The excerpt from the charge complained of in this special ground of the amended motion for a new trial is not error for any reason assigned therein.

3. Special grounds 5 and 6 contend that the court erred in excluding from evidence a postal card marked defendant's exhibit No. 2, which was a notice from Wellborn R. Ellis, Administrator of the Fulton County Department of Public Welfare, addressed to the wife of Johnnie Snead, at 138 Chestnut St. N.W., Apt. 112, Atlanta, notifying her that she would be entitled to receive on April 24th, 1947, 72 pounds of Irish potatoes at the Commodity Warehouse, 320 North Highland Avenue, N.E.; and certain conversations to which two coemployees would have testified, between them and Johnnie Snead on the morning of the collision, to the effect that he stated to them that he was going by to pick up some potatoes that day which the Government was going to give him, the defendant contending that this evidence was offered for the purpose of showing conduct on the part of Snead at the time of the collision.

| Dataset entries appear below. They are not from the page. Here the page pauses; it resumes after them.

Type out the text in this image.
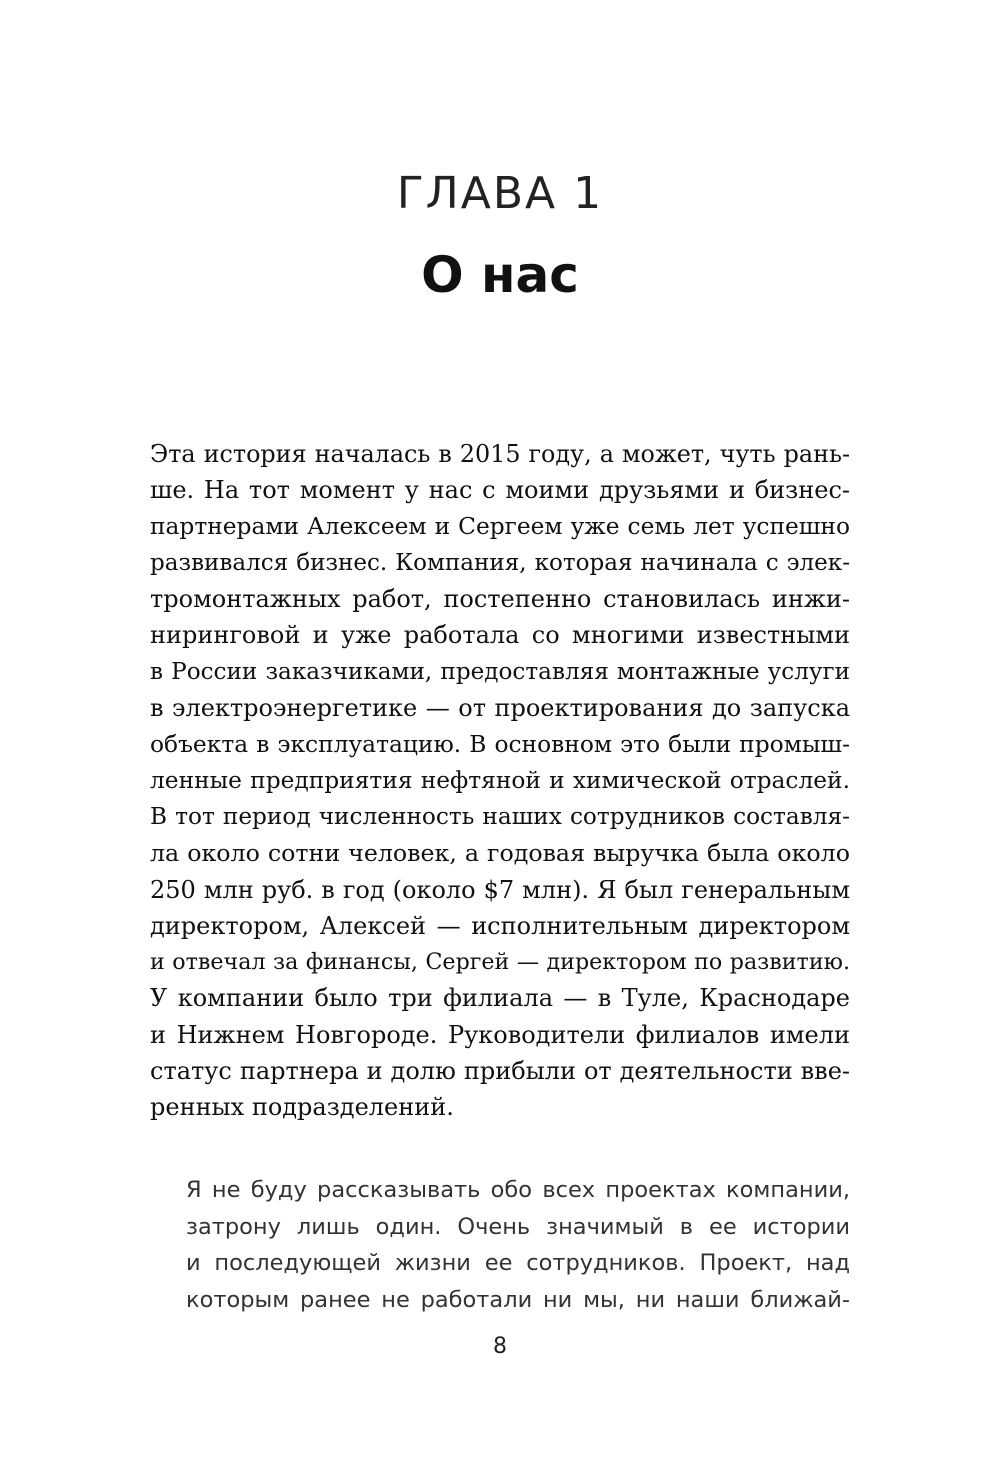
ГЛАВА 1
О нас
Эта история началась в 2015 году, а может, чуть рань-
ше. На тот момент у нас с моими друзьями и бизнес-
партнерами Алексеем и Сергеем уже семь лет успешно
развивался бизнес. Компания, которая начинала с элек-
тромонтажных работ, постепенно становилась инжи-
ниринговой и уже работала со многими известными
в России заказчиками, предоставляя монтажные услуги
в электроэнергетике — от проектирования до запуска
объекта в эксплуатацию. В основном это были промыш-
ленные предприятия нефтяной и химической отраслей.
В тот период численность наших сотрудников составля-
ла около сотни человек, а годовая выручка была около
250 млн руб. в год (около $7 млн). Я был генеральным
директором, Алексей — исполнительным директором
и отвечал за финансы, Сергей — директором по развитию.
У компании было три филиала — в Туле, Краснодаре
и Нижнем Новгороде. Руководители филиалов имели
статус партнера и долю прибыли от деятельности вве-
ренных подразделений.
Я не буду рассказывать обо всех проектах компании,
затрону лишь один. Очень значимый в ее истории
и последующей жизни ее сотрудников. Проект, над
которым ранее не работали ни мы, ни наши ближай-
8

While it is competent to prove conduct or motive by hearsay, the fact which the defendant sought to prove by this hearsay *419 evidence was the very fact on which the defense turned, namely, whether the truck driver was on an errand of his own or on business other than the employer's. To illustrate, it is proper for peace officers to testify that a certain person is reported to be handling liquor, in explaining why a search warrant was procured and why a raid was made. But such hearsay evidence is not admissible to prove the crime.

At the time this conversation was offered, the truck driver had not testified. Later he testified, not for the plaintiff, but as a witness for the defendant.

Such hearsay was self-serving so far as the defendant was concerned, and for that reason inadmissible. In 22 C. J. 195, 229, it is said: "The favorable, unsworn statement of an employee is not evidence for his employer, the rule being the same in this respect whether the statement was oral or in writing." Also in 22 C. J. 194, 228, 229, it is said: "The unsworn declarations of an agent are not admissible on behalf of the principal, even though the agent is dead. Accordingly, the favorable, unsworn statements of one codefendant, copartner, for the other, or of a guardian for his ward, a principal for his surety, or a husband or wife for his or her spouse are rejected. The rule is the same whether the statements of the agent are oral or in writing, and hence letters written by an attorney or other agent, to his principal or to another person on behalf of his principal are excluded where the statements therein are favorable to the principal."

Neither of these grounds has merit.

4. Under the general grounds, the defendant contends that the evidence shows that the truck driver in question was not in the scope of his employment at the time of the injury, but had deviated from his master's employment and had gone off on a personal mission of his own. One of the defendant's witnesses testified that he had requested Johnnie Snead to pick up certain articles at Mellen Battery Company during that day if he were over that way. He also testified that this truck driver made trips all over town. It was admitted by the defendant that the truck in question belonged to it, and that said truck driver was its employee, employed to drive the truck in making deliveries and pickups over town. Snead was used as a witness for the defendant, *420 and he testified against it that he was on no personal mission of his own, but that he was making his usual roundabout turn and was returning to his place of employment at the time of the collision. The verdict was supported by the evidence.

The judgment of the trial court overruling the motion for a new trial as amended is without error.

Judgment affirmed. MacIntyre, P. J., and Gardner, J. concur.